On Tuesday night, the Dartmouth men’s basketball team will face off against Harvard. But for players, the game won’t be the most monumental activity of the day: a few hours earlier, they’ll vote on whether to certify a team union. This is the first time in NCAA history that the outcome of a team union vote will be announced to the public.
The vote is the next step in a lengthy process that players have embarked upon to be classified as employees, and to create a union, through the National Labor Relations Board. They first filed a union petition with the local NLRB office in September and were declared employees by an opinion handed down in February.
If players vote to unionize, they’re effectively taking one more step toward killing the NCAA’s business model of amateurism. A Dartmouth players’ union would allow athletes to collectively bargain with the school for wages and other employee benefits entitled to employees under U.S. labor law (including workers’ compensation, which the NCAA created the term “student-athlete” to avoid). Other athletes on campus, as well as in the Ivy League, could follow suit. Dartmouth players have said that they hope to create an Ivy League Players’ Union to facilitate other campus organizing efforts.
Technically, the ruling would only apply to private school athletes in Division I, as the NLRB’s jurisdiction does not extend to the public sector. But the NCAA would likely be forced to allow all athletes to be employees in order to prevent major disparities across college sports. (A separate ongoing NLRB case in California involving USC football and basketball players could allow the NLRB to declare D-I football and basketball players as public school employees, too.)
Ultimately, the NCAA and its schools would have to rethink how they finance college sports—and concede that they owe players a cut of the billions they make each year.
An Ongoing Battle
Dartmouth tried to get the election canceled, or at least have the ballots impounded, in a last-second motion last week. However, as of publication, the election is proceeding as planned.

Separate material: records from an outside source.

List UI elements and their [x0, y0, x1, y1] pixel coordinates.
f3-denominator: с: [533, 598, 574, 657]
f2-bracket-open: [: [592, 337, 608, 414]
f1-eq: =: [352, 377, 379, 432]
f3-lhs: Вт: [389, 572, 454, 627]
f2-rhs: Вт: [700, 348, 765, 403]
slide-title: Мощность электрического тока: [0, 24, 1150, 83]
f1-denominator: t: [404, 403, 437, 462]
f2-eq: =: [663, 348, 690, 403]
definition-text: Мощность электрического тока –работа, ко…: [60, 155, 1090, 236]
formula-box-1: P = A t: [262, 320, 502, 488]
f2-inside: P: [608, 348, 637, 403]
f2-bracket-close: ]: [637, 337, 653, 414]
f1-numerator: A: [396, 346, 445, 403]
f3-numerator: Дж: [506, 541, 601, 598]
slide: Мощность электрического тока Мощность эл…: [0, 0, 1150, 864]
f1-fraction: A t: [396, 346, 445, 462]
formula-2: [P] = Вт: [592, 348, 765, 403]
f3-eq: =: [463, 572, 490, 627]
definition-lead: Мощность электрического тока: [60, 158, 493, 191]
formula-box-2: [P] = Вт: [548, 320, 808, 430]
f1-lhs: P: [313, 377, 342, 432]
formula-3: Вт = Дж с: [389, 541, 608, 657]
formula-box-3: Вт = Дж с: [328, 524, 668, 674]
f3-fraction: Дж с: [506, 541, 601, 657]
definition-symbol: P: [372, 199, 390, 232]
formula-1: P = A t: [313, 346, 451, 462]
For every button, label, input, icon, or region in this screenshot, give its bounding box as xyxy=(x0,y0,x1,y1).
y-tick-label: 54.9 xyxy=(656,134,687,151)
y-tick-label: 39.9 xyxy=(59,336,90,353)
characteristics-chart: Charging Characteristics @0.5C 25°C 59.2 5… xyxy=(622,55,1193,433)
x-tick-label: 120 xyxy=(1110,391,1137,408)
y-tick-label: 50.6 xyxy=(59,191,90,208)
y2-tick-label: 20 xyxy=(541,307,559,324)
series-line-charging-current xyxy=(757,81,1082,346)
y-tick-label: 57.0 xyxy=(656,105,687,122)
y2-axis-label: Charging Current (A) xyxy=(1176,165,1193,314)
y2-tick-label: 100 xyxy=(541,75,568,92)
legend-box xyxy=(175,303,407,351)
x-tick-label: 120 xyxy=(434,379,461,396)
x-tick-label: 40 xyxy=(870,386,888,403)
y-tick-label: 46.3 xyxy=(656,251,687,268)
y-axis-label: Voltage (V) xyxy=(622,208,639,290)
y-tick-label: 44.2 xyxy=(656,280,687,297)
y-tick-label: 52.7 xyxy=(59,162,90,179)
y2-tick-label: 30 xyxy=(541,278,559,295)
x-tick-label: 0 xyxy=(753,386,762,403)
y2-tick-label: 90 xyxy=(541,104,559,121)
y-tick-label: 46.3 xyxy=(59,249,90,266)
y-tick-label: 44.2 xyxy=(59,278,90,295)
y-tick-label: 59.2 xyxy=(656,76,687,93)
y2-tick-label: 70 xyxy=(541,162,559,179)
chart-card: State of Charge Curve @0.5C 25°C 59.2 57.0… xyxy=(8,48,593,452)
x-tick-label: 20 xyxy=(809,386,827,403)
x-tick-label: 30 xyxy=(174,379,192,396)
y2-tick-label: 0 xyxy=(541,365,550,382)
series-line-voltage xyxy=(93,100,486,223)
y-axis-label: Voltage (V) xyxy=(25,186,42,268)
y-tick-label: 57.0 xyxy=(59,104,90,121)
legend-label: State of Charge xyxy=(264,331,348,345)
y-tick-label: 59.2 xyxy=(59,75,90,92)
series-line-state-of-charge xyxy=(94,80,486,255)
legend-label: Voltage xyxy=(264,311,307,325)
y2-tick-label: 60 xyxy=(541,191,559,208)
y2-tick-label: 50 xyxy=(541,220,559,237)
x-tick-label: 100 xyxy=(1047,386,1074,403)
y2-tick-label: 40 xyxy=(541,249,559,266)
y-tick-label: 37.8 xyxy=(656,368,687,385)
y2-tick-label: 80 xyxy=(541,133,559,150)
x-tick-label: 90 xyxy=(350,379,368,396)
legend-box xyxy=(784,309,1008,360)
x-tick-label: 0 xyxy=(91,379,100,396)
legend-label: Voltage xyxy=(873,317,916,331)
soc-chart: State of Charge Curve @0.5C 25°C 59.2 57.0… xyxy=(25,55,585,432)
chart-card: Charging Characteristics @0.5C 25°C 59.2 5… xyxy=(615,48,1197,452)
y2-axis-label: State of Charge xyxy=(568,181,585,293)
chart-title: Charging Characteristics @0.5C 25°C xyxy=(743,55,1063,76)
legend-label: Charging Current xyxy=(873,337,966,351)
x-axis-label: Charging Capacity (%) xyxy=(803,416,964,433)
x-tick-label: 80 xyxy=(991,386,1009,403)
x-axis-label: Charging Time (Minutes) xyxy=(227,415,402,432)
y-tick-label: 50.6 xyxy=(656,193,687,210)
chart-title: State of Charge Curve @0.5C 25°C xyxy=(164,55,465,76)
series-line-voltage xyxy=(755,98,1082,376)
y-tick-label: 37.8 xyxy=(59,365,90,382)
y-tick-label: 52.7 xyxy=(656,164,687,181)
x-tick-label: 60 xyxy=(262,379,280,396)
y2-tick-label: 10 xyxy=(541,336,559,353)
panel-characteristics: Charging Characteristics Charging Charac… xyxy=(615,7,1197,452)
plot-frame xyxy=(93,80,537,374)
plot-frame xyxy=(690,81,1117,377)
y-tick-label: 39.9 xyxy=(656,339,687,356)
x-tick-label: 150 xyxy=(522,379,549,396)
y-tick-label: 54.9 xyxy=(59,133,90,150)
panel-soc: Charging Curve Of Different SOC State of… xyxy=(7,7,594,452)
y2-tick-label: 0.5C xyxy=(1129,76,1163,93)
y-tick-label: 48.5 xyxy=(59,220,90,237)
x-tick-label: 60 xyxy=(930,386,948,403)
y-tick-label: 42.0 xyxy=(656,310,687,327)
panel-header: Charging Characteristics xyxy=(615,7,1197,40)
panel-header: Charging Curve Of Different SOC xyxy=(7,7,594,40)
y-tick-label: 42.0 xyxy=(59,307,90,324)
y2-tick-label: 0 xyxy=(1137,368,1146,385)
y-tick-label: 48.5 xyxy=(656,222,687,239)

The school is working on a formal appeal of the ruling, which will be reviewed by the NLRB’s national board. An appeals process could continue all the way up to the Supreme Court—a likely outcome given that the NCAA, conference, and schools are looking to prevent an employment model at all costs.
A Little History
Though Tuesday will provide the first recorded outcome of an NCAA D-I team union vote, it’s not the first election to take place. In 2014, Northwestern football players went through a similar process. They were able to vote, but their ballots were impounded. The unionization petition was ultimately struck down on a technicality, so the NLRB never released the vote results.